F.1 Comment rendre ma commune plus accueillante pour les aînés
« Pour sortir de la favela, il y a un grand escalier en béton, très raide, avec des marches très hautes. Pour moi qui me déplace difficilement, c’est un obstacle quasi impossible à franchir. C’est pourquoi, je ne quitte plus jamais le quartier », soupire Domingo, 72 ans, de Rio de Janeiro (Brésil).
« Depuis mon 80ème anniversaire, je ne conduis plus et le bus qui passe près de mon domicile s’arrête de circuler à 19 heures, explique Viviane, de Genappe, en Belgique. Impossible désormais d’aller souper chez des amis ! Il m’arrive souvent de rester seule le soir chez moi, avec la télévision pour me tenir compagnie. »
« Depuis la mort de ma femme, on vient m’apporter un repas chaud à domicile tous les jours, explique Léon, qui habite un village du Brabant wallon. Mais le CPAS parle de faire des économies : l’aide familiale ne passerait plus que deux fois par semaine. Je recevrais des plats préparés, emballés sous vide, à réchauffer moi-même les autres jours. Mais je n’ai pas de four à micro-onde et je suis trop vieux pour cuisiner. Vous savez, j’ai presque 87 ans ! S’ils appliquent cette réforme, je serai obligé de me placer! »
Historique
C’est lors du XVIIIème congrès de gérontologie et de gériatrie, organisé à Rio de Janeiro en 2005, qu’a été conçu le projet “villes-amies des aînés”. Pour faciliter sa mise en œuvre, Louise Plouffe et Alexandre Kalache, respectivement conseillère technique et directeur du programme Vieillissement et qualité de vie de l’Organisation mondiale de la santé (OMS), ont supervisé une recherche participative dans 33 cités du monde entier. Ils ont ensuite rédigé le Guide mondial des villes-amies des aînés : une véritable mine d’or, qui contient des centaines d’exemples de bonnes pratiques. Présentation.
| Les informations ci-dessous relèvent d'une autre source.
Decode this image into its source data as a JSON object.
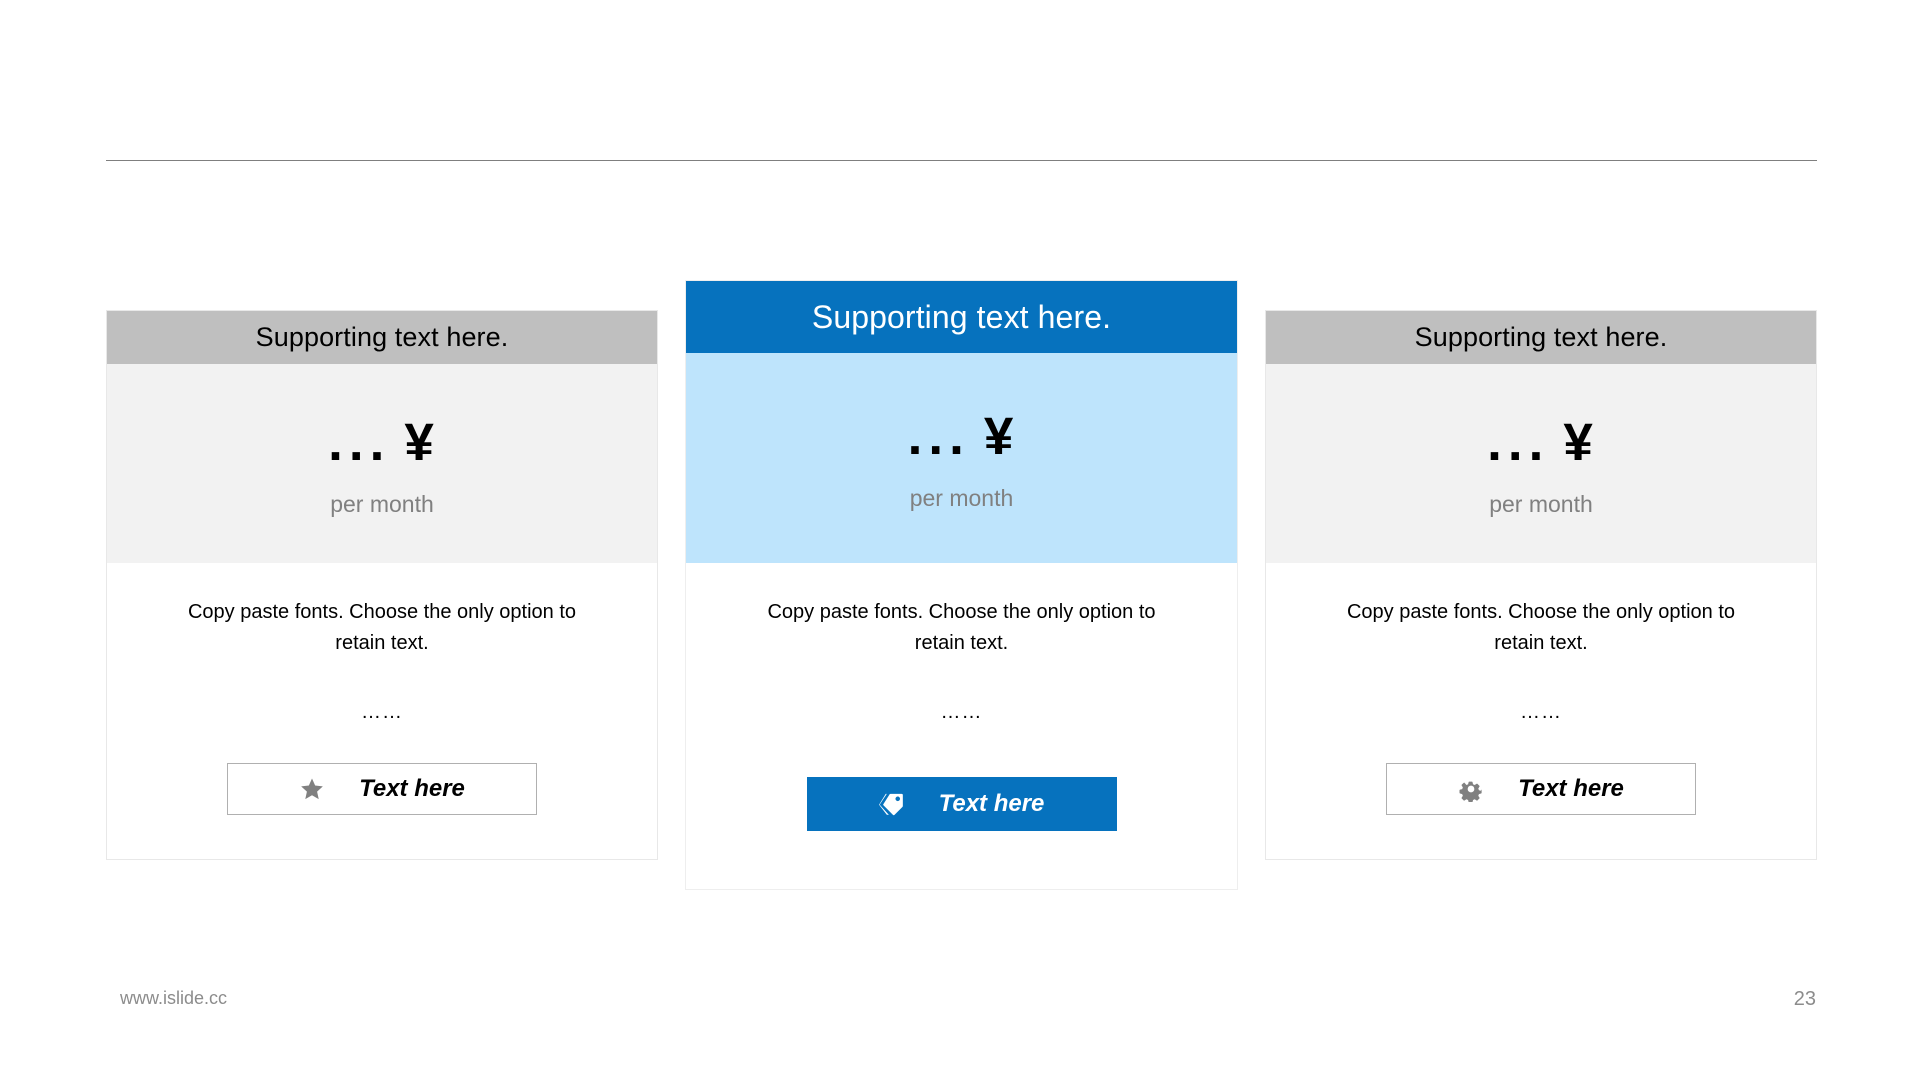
{
  "slide": {
    "title": "",
    "divider_color": "#7f7f7f",
    "background": "#ffffff"
  },
  "theme": {
    "accent_blue": "#0672be",
    "accent_blue_light": "#bee4fc",
    "neutral_gray": "#bfbfbf",
    "neutral_gray_light": "#f2f2f2",
    "muted_text": "#808080"
  },
  "cards": [
    {
      "header": "Supporting text here.",
      "price_dots": "...",
      "price_currency": "¥",
      "price_period": "per month",
      "body": "Copy paste fonts. Choose the only option to retain text.",
      "ellipsis": "……",
      "cta_label": "Text here",
      "cta_icon": "star-icon",
      "featured": false
    },
    {
      "header": "Supporting text here.",
      "price_dots": "...",
      "price_currency": "¥",
      "price_period": "per month",
      "body": "Copy paste fonts. Choose the only option to retain text.",
      "ellipsis": "……",
      "cta_label": "Text here",
      "cta_icon": "tag-icon",
      "featured": true
    },
    {
      "header": "Supporting text here.",
      "price_dots": "...",
      "price_currency": "¥",
      "price_period": "per month",
      "body": "Copy paste fonts. Choose the only option to retain text.",
      "ellipsis": "……",
      "cta_label": "Text here",
      "cta_icon": "gear-icon",
      "featured": false
    }
  ],
  "footer": {
    "url": "www.islide.cc",
    "page_number": "23"
  }
}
Prendre en compte le vieillissement de la population
Le nombre de citoyens âgés de plus de 60 ans est en constante augmentation. Ils représentaient 11% de la population mondiale en 2006, ils seront 22% en 2050 – presque un habitant sur quatre. « Pour la première fois dans l’histoire, les personnes âgées seront plus nombreuses que les enfants (0-14 ans). Les pays en développement vieillissent beaucoup plus vite que les pays développés : dans cinq décennies, un peu plus de 80% des personnes âgées vivront dans les pays en développement, contre 60% en 2005 ». [1] Si aujourd’hui, en Belgique, une personne sur cinq est retraitée, en 2030, cette proportion passera à une personne sur trois, souligne Anne Jaumotte, sociologue.[2] Il est dès lors capital de mieux valoriser le potentiel que représentent les personnes âgées pour l’humanité.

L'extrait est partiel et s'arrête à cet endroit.